BAUDETTE, Minn. — More than 7,000 people turned out to watch the world plowing championship held Labor Day weekend in northern Minnesota.
Scotland won one division and Switzerland took the title in the other.
There were 53 competitors from 28 countries. Farmers were judged on the depth, straightness and other aspects of their plowing, unaided by GPS or any other electronic guidance. They had to eyeball their routes, guided by sticks at the end of a field.
“This is about an art form. The art of making the perfect row,” said Joe Henry, who helped organize the event.

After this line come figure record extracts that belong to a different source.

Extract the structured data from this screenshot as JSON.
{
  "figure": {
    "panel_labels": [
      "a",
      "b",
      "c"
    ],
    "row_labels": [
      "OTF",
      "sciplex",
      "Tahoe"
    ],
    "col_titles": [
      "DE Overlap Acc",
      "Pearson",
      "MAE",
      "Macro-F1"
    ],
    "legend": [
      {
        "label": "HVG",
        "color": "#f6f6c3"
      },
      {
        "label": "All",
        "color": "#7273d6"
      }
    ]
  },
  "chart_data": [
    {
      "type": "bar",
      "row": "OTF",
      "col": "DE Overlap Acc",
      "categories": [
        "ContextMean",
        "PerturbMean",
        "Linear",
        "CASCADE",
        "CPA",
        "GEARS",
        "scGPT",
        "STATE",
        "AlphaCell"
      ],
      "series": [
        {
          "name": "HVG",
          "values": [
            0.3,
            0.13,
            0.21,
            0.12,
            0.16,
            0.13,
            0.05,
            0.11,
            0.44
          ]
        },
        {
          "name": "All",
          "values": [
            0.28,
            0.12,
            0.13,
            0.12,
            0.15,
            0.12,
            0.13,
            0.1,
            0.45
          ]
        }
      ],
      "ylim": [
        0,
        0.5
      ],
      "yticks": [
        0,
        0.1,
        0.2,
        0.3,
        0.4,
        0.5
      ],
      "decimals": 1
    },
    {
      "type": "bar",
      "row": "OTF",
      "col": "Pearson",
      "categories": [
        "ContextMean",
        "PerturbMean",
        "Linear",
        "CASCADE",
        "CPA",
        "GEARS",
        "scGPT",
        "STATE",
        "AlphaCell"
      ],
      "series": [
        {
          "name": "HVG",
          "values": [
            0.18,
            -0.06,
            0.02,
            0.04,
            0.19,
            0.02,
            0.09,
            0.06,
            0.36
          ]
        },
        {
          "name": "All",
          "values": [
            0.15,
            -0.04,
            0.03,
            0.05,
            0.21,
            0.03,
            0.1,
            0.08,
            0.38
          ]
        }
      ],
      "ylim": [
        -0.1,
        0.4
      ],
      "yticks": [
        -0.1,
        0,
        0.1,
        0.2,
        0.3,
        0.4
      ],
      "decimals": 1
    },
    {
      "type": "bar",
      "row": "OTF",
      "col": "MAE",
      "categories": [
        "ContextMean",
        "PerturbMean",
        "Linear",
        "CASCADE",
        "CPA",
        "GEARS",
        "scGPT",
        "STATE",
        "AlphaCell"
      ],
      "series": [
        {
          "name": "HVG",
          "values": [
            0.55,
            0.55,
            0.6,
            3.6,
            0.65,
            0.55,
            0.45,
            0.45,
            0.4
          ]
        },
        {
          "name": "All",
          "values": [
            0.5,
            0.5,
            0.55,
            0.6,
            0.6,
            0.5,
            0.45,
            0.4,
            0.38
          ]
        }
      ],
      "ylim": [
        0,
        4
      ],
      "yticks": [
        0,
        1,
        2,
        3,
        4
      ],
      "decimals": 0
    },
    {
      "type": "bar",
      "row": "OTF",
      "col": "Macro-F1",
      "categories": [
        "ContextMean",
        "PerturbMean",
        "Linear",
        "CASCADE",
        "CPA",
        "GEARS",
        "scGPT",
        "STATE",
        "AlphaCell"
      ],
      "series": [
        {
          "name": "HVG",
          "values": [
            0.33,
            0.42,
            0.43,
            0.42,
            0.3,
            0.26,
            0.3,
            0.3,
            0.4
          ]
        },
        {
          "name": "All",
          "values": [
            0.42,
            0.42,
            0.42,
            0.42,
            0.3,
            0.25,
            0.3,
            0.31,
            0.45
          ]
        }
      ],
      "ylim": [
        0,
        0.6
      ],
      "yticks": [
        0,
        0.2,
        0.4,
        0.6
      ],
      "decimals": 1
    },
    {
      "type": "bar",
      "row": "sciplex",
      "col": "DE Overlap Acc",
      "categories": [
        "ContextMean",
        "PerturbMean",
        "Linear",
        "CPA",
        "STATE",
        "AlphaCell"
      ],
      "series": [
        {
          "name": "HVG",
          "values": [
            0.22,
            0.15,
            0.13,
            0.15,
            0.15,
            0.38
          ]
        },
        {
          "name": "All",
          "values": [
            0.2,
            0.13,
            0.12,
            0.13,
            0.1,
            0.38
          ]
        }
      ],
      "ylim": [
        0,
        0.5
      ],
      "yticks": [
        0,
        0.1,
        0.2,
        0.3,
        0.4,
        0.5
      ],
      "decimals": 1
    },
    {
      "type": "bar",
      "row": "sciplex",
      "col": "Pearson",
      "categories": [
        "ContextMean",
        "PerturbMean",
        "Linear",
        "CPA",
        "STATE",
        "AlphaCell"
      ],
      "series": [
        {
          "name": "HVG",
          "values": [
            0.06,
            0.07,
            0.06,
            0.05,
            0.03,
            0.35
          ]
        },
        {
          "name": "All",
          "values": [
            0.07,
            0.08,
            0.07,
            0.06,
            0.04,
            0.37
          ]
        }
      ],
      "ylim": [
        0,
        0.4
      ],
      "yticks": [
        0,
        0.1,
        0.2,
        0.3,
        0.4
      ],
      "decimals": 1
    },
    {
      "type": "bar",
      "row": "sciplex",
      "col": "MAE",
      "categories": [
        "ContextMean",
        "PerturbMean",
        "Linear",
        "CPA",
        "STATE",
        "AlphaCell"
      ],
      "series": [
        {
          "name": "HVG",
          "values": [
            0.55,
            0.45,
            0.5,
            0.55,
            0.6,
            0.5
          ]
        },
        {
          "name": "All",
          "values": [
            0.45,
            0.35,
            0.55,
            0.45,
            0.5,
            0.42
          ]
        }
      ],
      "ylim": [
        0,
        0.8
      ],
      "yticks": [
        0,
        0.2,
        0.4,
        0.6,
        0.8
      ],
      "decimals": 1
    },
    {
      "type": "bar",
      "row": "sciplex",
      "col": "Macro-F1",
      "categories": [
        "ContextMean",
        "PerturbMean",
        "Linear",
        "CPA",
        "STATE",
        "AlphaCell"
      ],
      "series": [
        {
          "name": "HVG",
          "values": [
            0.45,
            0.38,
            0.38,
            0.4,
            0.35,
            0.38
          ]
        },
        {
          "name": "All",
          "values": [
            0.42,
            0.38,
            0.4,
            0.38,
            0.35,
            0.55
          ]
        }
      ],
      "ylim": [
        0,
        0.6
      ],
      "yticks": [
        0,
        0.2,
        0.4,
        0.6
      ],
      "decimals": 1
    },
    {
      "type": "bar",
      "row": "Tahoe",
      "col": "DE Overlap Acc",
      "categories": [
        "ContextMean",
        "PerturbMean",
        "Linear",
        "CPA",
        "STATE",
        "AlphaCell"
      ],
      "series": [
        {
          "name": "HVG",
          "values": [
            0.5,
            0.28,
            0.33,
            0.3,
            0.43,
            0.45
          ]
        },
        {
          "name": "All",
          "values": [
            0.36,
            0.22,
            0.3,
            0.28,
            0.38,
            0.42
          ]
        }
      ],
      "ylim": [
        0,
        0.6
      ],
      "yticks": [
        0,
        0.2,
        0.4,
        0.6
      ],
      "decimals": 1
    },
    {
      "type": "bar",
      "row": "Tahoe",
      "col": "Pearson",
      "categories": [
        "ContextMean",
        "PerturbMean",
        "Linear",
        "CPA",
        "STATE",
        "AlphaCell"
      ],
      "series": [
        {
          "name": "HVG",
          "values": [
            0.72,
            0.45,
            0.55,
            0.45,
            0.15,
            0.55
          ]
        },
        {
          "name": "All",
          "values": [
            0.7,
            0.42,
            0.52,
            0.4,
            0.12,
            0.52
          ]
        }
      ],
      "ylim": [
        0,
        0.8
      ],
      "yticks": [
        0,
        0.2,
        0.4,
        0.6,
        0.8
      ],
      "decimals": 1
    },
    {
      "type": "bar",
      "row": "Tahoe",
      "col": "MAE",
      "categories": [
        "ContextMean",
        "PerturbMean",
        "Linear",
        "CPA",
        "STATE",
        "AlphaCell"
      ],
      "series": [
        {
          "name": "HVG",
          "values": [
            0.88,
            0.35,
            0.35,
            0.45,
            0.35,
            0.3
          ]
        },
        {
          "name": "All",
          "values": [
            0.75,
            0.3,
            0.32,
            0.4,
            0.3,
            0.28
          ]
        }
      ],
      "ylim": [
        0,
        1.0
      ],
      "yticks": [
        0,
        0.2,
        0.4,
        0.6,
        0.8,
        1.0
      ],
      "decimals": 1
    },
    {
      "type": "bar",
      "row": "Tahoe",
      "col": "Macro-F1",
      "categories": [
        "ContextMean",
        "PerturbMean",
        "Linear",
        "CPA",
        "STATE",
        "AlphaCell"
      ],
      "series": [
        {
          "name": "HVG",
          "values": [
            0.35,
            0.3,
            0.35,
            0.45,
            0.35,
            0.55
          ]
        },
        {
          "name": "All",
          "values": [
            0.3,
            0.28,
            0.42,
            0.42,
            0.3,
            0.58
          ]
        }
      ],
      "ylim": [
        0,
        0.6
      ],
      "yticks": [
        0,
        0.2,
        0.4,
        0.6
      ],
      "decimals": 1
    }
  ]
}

Henry said farmers and their friends and families from overseas got a good taste of Minnesota hospitality.
“They melded with the people of northern Minnesota,” he said. “We had a blessing of the plow service. They were fed Minnesota hotdish before the Mass. They went walleye fishing.”
Every competitor used pretty much the same old-school-style plow — the kind farmers used in the 1950s.
Some competitors arrived three weeks in advance to practice. Fifty-three Austrians came to cheer on their country’s team.
In the conventional division, the top three finishers were: Andrew Mitchell of Scotland, Eamonn Tracey of Ireland and Gene Gruber of St. Cloud, Minn. Tracey won the title in 2018; Gruber was the 2017 champion.
Tracey shipped his machinery from the Emerald Isle to Baudette in a steel container at a cost of $15,000. His local plowing association picked up the bill.
In the reversible division, Marco Angst of Switzerland won, followed by John Whelan of Ireland and Seren Korsgaard of Denmark.
Russia will host next year's championship.